I would have actually liked to see them bridge canon a bit to mesh the stories a bit more with the secondary framing I shared. I think that might have made the episode flow a little better. Dream walks away from Death in one shot, and then in the next he's standing in front of a dead pub breathing its sorrows out on the air. And, like 'Sound of Her Wings,' 'Good Fortune' is all about teaching Dream not to give in to Despair through the love of family and of friends.

And then we get to see Desire again, telling Despair their plan has failed, and that there is a new plan. And those are all the secrets I can share.

A Note from Franklin

Man, the Endless sure can play ball. Desire arranged for their own brother's imprisonment and suffering? And has further ideas? What is driving this drama? How can there be so much love between Dream and Death, but so much distance between Dream and Desire?

Things are looking up for Morpheus

Dream Skerries

- Lady Johanna Constantine overtly states that she's looking for immortality and Dream later says that he circled back around to her, and she fulfilled a task for him. Did she get her wish? Is Lady J. in episode three the same one in episode six?

- Shakespeare, Chaucer, and Marlowe are in here. Do we see more authors in the modern age? I can't place them, but I feel like there may be.

- I imagine the costume designer must have enjoyed working on this one. So many different periods.

- It's been definitively stated that the lingering affectionate looks between Dream and Hob Gadling in the final moments are intentionally romantic. So that's nice.
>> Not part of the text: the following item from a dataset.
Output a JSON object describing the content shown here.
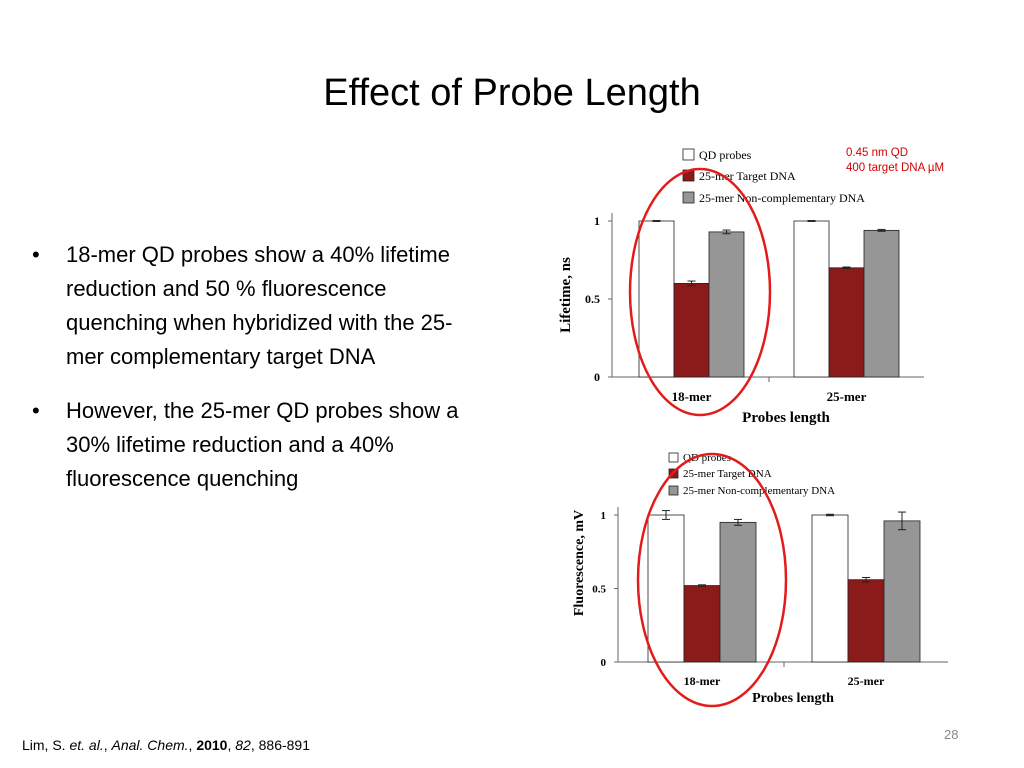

- It would be interesting to know if they ever seriously considered a version of this where Dream just straight up misses the 1989 appointment and Hob was left heartbroken. That could have been interesting when he factors back into the larger story later.

On Waking

Two fantastic stories, both well told, joined together a little awkwardly. Plus, an introduction to Death that's tone perfect and beautiful. In honor of her, Abel gets to live to the end of the review. Just this once.

Cain is the first murderer from the First Story. Keeper of the House of Mysteries, he sometimes likes a nice box of thin mints. And who doesn't. Abel, his brother, is caretaker of the House of Secrets. He's more of a Trefoil shortbread man.